Effect of PEGylation on the Structure and Drug Loading Capacity of PAMAM‐G4 Dendrimers: A Molecular Modeling Approach on the Complexation of 5‐Fluorouracil with Native and PEGylated PAMAM‐G4

Fully atomistic molecular dynamics (MD) simulations have been performed to examine the effect of PEGylation on the structure and drug loading properties of 25%–100% PEGylated poly(amidoamine) (PAMAM)‐G4 dendrimers in complex with 5‐fluorouracil (5‐FU) as a model anticancer compound. Theoretical estimates predict a complex stoichiometry of 23:1 for the 5‐FU:PAMAM‐G4 system in high agreement with isothermal titration calorimetry and nuclear magnetic resonance (NMR) experiments, thus supporting the validity of our computational approach.

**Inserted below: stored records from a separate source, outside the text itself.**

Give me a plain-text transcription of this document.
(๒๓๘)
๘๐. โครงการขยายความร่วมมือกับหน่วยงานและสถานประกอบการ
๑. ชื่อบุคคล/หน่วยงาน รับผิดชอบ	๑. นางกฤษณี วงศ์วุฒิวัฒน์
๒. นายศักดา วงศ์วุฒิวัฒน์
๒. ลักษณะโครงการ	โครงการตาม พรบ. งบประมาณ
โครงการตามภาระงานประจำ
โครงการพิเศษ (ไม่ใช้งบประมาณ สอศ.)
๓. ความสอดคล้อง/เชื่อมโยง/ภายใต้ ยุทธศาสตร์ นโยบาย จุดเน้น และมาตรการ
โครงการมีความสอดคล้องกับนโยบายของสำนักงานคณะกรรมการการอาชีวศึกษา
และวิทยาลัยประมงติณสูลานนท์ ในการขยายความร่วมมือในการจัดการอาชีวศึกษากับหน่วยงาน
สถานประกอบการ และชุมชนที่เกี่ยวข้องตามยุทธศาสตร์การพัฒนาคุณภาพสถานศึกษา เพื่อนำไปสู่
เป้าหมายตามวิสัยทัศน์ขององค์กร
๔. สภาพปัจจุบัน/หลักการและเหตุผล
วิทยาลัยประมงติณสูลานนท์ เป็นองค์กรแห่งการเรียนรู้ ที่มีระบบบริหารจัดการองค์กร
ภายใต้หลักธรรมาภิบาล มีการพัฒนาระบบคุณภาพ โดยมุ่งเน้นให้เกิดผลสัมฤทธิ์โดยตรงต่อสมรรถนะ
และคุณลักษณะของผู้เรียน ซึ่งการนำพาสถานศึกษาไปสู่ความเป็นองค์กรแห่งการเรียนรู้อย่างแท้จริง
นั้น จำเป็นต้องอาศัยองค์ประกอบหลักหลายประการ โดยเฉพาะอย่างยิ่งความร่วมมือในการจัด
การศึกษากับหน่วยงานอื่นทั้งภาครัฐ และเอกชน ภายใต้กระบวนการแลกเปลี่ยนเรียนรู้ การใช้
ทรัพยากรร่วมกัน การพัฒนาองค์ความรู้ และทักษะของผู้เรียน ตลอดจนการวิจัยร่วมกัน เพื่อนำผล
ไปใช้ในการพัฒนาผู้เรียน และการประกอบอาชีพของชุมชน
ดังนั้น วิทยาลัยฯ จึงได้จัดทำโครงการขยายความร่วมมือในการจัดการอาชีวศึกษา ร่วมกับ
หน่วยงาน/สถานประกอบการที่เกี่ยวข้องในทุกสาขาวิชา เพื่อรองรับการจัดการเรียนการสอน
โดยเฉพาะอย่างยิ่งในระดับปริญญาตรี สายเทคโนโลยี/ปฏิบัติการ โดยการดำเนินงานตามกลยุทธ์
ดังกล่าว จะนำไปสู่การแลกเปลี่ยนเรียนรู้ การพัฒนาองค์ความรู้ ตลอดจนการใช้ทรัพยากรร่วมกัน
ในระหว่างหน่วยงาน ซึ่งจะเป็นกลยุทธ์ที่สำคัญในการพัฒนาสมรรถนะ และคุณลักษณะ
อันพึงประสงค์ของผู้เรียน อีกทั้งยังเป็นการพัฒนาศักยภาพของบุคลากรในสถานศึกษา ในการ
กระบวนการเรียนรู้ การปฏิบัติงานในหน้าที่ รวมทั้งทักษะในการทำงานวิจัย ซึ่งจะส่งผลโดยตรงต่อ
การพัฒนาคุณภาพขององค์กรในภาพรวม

MD simulations reveal a progressive increase in the total drug loading capacity as the PEGylation degree becomes higher. In systems with PEGylation degrees ≥50%, drug complexation occurs almost exclusively within outermost polyethylene glycol (PEG) chains, due to their higher affinity toward complexation with 5‐FU compared to PAMAM‐G4 branches. On the other hand, the 25% PEG‐PAMAM‐G4 system retains the internal complexation capability of PAMAM‐G4 and provides additional assistance for drug retention through the cooperative interaction with back folded PEG chains, appearing as the most suitable option for drug delivery applications.